Görebiliyorsan, Dokunabiliyorsan,
Nefes alabiliyorsan, Yürüyebiliyorsan, Ne mutlu sana!
Elinde olmayanları söyleme bana
Elinde olanlardan bahset can! Üzülme!
Geceler hep kimsesiz mi geçecek?
Gidenler dönmeyecek mi?
Yitirdiğin her ne ise; Bir bakarsın yağmurlu bir gecede,
Veya bir bahar sabahında karşına çıkmış.
Bil ki Güzellikler de var bu hayatta.
Gel git’lerin olmadığı bir hayat düşünebilir misin?
“Hüzün olgunlaştırır.”
“Kaybetmek sabrı öğretir.”
Şimdilerde bol bol dua ek.
Hasat yakındır can!
Kaderini sev!
Varsa kederini de sev!
Üzülme hastalıklarına,
Gör, hangi günahlarına kefaret olacak.
Terk edildin diye de üzülme,
Demek ki sevebilecek bir yüreğin var.
Geçmişi unut, hiç yaşanmamış gibi davran.
Buluttan nem kapma!
Döküver kirpiklerinden sonbaharı,
Bir gün ama bir gün mutlu tebessümlerle kol kola gireceksin.
Koklayacaksın yağmur sonrası toprakları,
Yükleyeceksin ruhunu kelebek kanadına.
Uçacaksın semalara sevdiklerinle can!
Kim demiş ebemkuşağı yedi renk?
Bakmakla görmek arasındaki farkı çözdüğünde,
Anlayacaksın ne demek istediğimi can!
Sana tanınan süre üzülmeye değecek kadar uzun değil.
Herkes gibi sende sonsuzluğa gün gelip kanat çırpacaksın,
Hayatın telaşından insan pek farkında olmuyor ama.

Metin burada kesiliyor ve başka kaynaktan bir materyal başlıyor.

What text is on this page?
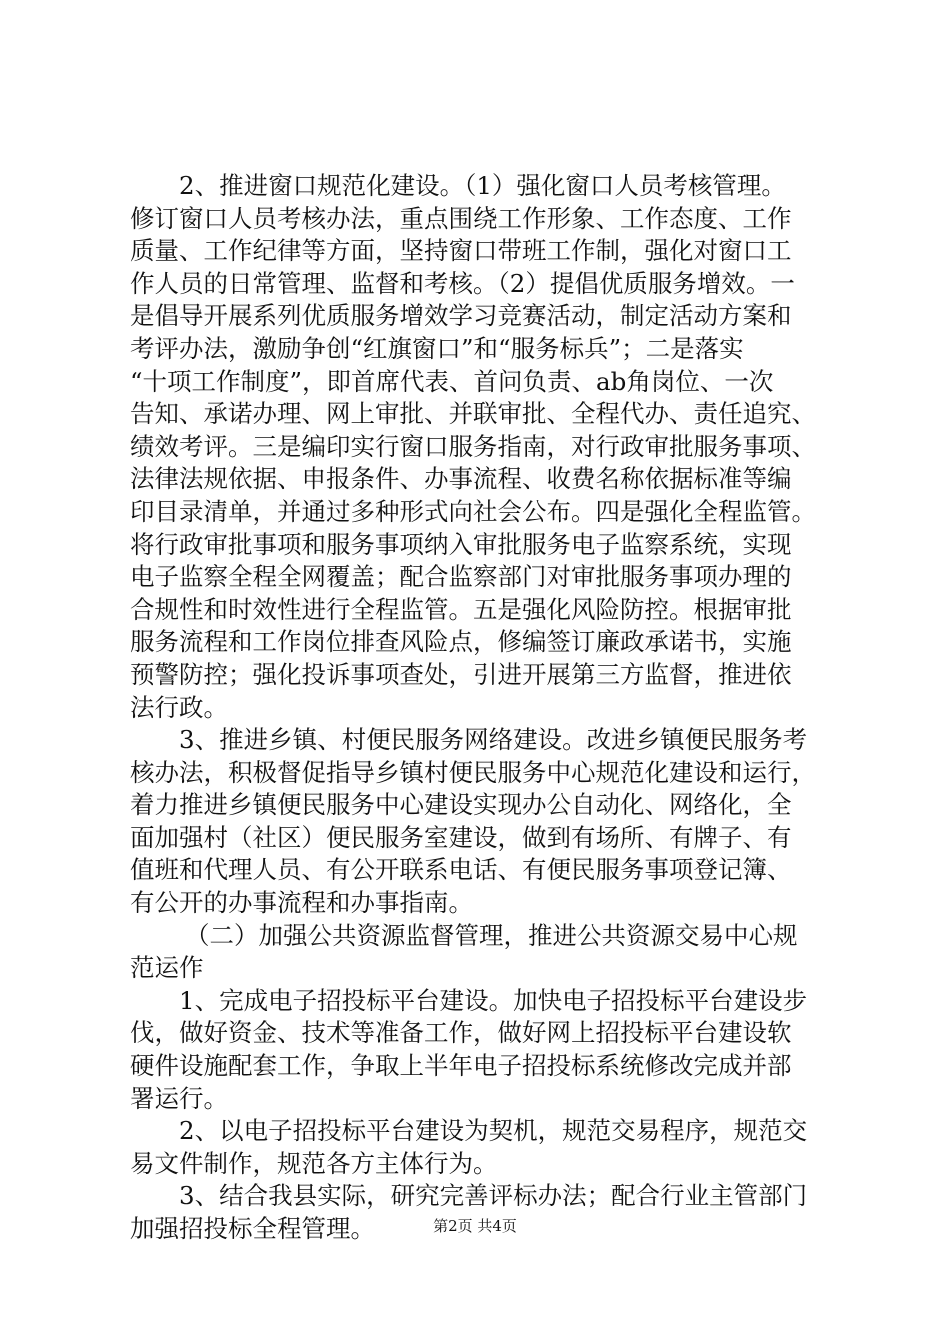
2、推进窗口规范化建设。（1）强化窗口人员考核管理。
修订窗口人员考核办法，重点围绕工作形象、工作态度、工作
质量、工作纪律等方面，坚持窗口带班工作制，强化对窗口工
作人员的日常管理、监督和考核。（2）提倡优质服务增效。一
是倡导开展系列优质服务增效学习竞赛活动，制定活动方案和
考评办法，激励争创“红旗窗口”和“服务标兵”；二是落实
“十项工作制度”，即首席代表、首问负责、ab角岗位、一次
告知、承诺办理、网上审批、并联审批、全程代办、责任追究、
绩效考评。三是编印实行窗口服务指南，对行政审批服务事项、
法律法规依据、申报条件、办事流程、收费名称依据标准等编
印目录清单，并通过多种形式向社会公布。四是强化全程监管。
将行政审批事项和服务事项纳入审批服务电子监察系统，实现
电子监察全程全网覆盖；配合监察部门对审批服务事项办理的
合规性和时效性进行全程监管。五是强化风险防控。根据审批
服务流程和工作岗位排查风险点，修编签订廉政承诺书，实施
预警防控；强化投诉事项查处，引进开展第三方监督，推进依
法行政。
3、推进乡镇、村便民服务网络建设。改进乡镇便民服务考
核办法，积极督促指导乡镇村便民服务中心规范化建设和运行，
着力推进乡镇便民服务中心建设实现办公自动化、网络化，全
面加强村（社区）便民服务室建设，做到有场所、有牌子、有
值班和代理人员、有公开联系电话、有便民服务事项登记簿、
有公开的办事流程和办事指南。
（二）加强公共资源监督管理，推进公共资源交易中心规
范运作
1、完成电子招投标平台建设。加快电子招投标平台建设步
伐，做好资金、技术等准备工作，做好网上招投标平台建设软
硬件设施配套工作，争取上半年电子招投标系统修改完成并部
署运行。
2、以电子招投标平台建设为契机，规范交易程序，规范交
易文件制作，规范各方主体行为。
3、结合我县实际，研究完善评标办法；配合行业主管部门
加强招投标全程管理。	第2页 共4页
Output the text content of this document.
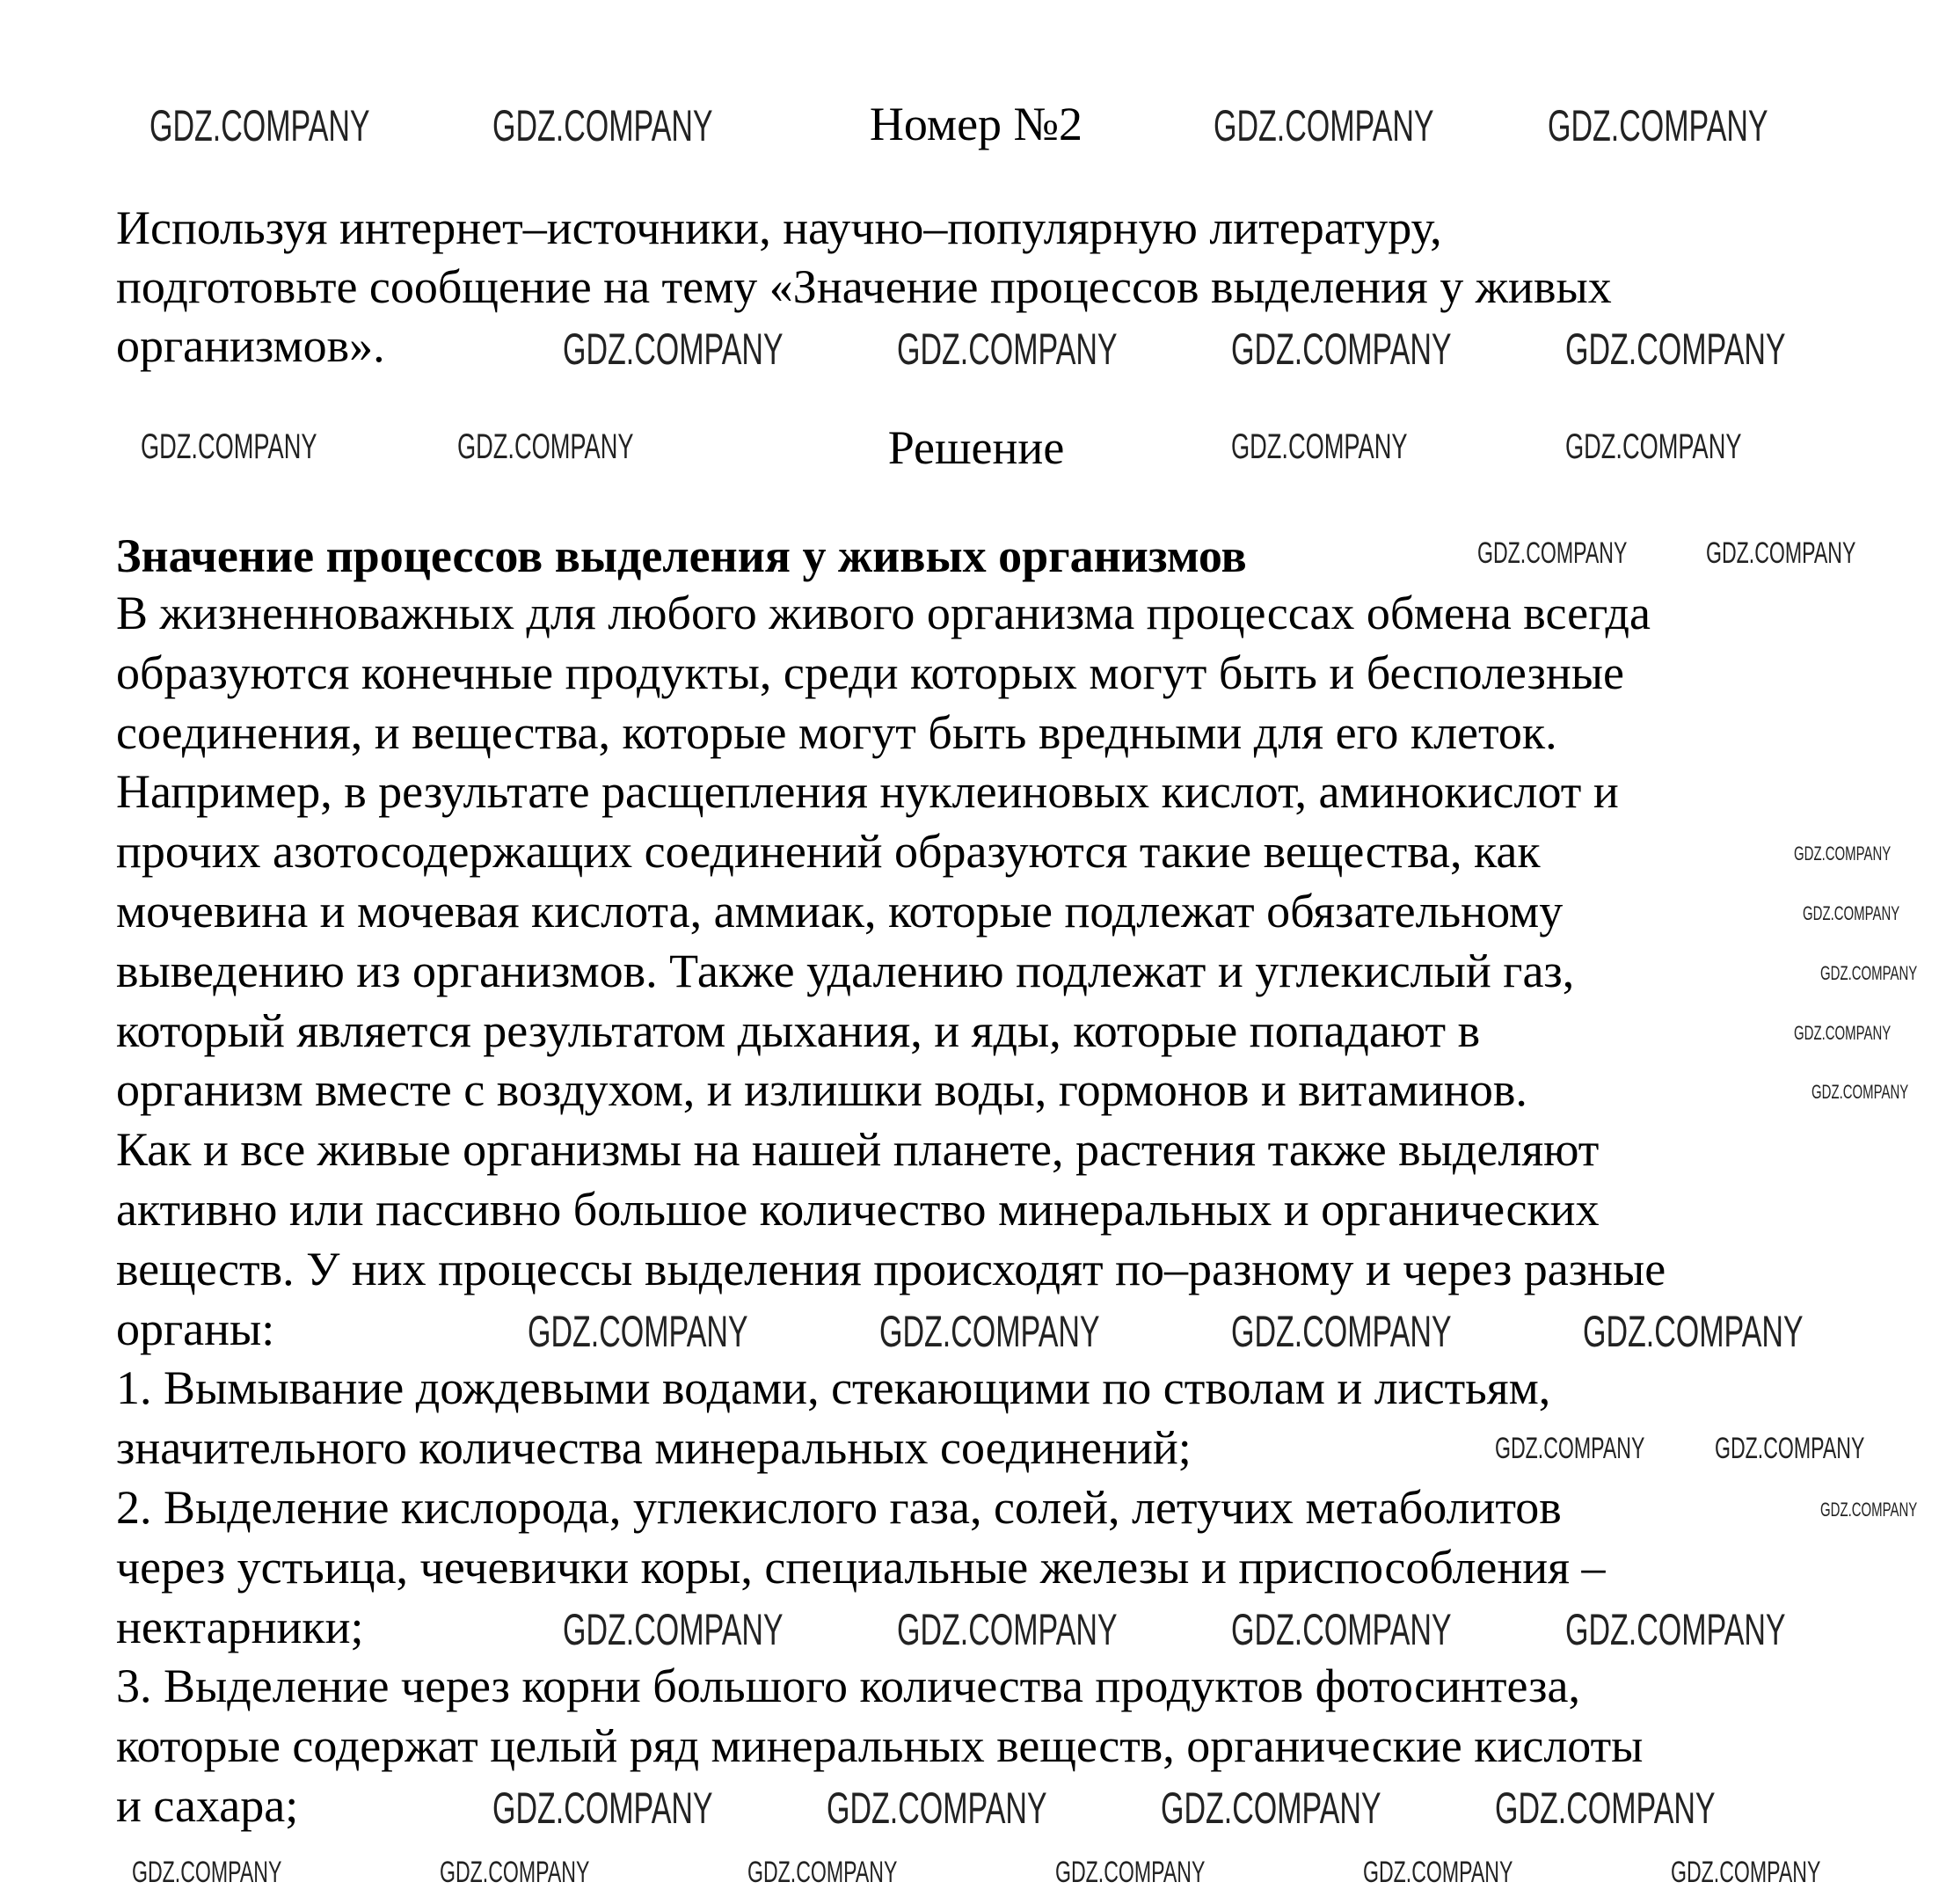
Номер №2
Используя интернет–источники, научно–популярную литературу,
подготовьте сообщение на тему «Значение процессов выделения у живых
организмов».
Решение
Значение процессов выделения у живых организмов
В жизненноважных для любого живого организма процессах обмена всегда
образуются конечные продукты, среди которых могут быть и бесполезные
соединения, и вещества, которые могут быть вредными для его клеток.
Например, в результате расщепления нуклеиновых кислот, аминокислот и
прочих азотосодержащих соединений образуются такие вещества, как
мочевина и мочевая кислота, аммиак, которые подлежат обязательному
выведению из организмов. Также удалению подлежат и углекислый газ,
который является результатом дыхания, и яды, которые попадают в
организм вместе с воздухом, и излишки воды, гормонов и витаминов.
Как и все живые организмы на нашей планете, растения также выделяют
активно или пассивно большое количество минеральных и органических
веществ. У них процессы выделения происходят по–разному и через разные
органы:
1. Вымывание дождевыми водами, стекающими по стволам и листьям,
значительного количества минеральных соединений;
2. Выделение кислорода, углекислого газа, солей, летучих метаболитов
через устьица, чечевички коры, специальные железы и приспособления –
нектарники;
3. Выделение через корни большого количества продуктов фотосинтеза,
которые содержат целый ряд минеральных веществ, органические кислоты
и сахара;
GDZ.COMPANY	GDZ.COMPANY	GDZ.COMPANY	GDZ.COMPANY
GDZ.COMPANY	GDZ.COMPANY	GDZ.COMPANY	GDZ.COMPANY
GDZ.COMPANY	GDZ.COMPANY	GDZ.COMPANY	GDZ.COMPANY
GDZ.COMPANY	GDZ.COMPANY
GDZ.COMPANY	GDZ.COMPANY	GDZ.COMPANY	GDZ.COMPANY
GDZ.COMPANY GDZ.COMPANY
GDZ.COMPANY	GDZ.COMPANY	GDZ.COMPANY	GDZ.COMPANY
GDZ.COMPANY	GDZ.COMPANY	GDZ.COMPANY	GDZ.COMPANY
GDZ.COMPANY	GDZ.COMPANY	GDZ.COMPANY	GDZ.COMPANY	GDZ.COMPANY	GDZ.COMPANY
GDZ.COMPANY
GDZ.COMPANY
GDZ.COMPANY
GDZ.COMPANY
GDZ.COMPANY
GDZ.COMPANY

Kum saati alta doğru hızla akıp gidiyor.
Henüz aşılmamış çok yolların var.
Hiç mi güzellik yaşamadın?
Ufacık bir hatırımda mı yok yanında?
Hayatın ellerini bırakma! Küsme!
Hadi mavilerini giyin çık dışarı!
Denizle cilveleşen martılar gibi hayata kur yap!
Yitirdiğin güneş için sevda türküleri söylemeye devam et!
Ölümlüde olsa hayat, ölümsüz bakışlarla bak!
Kaçmakla kurtulamazsın ki;
Yalnızlıktan, hüzünlerden, hayattan
Ayakta kalman gerek, yaşaman gereken can!
Hayat senide içinde görmek istiyor.
Hadi yaklaş!
Unutma ki;
“Yapmadıklarının kazası yok!”
Ve yine unutma ki;
“Aydınlık,geceye hiçbir zaman yenik düşmedi” can!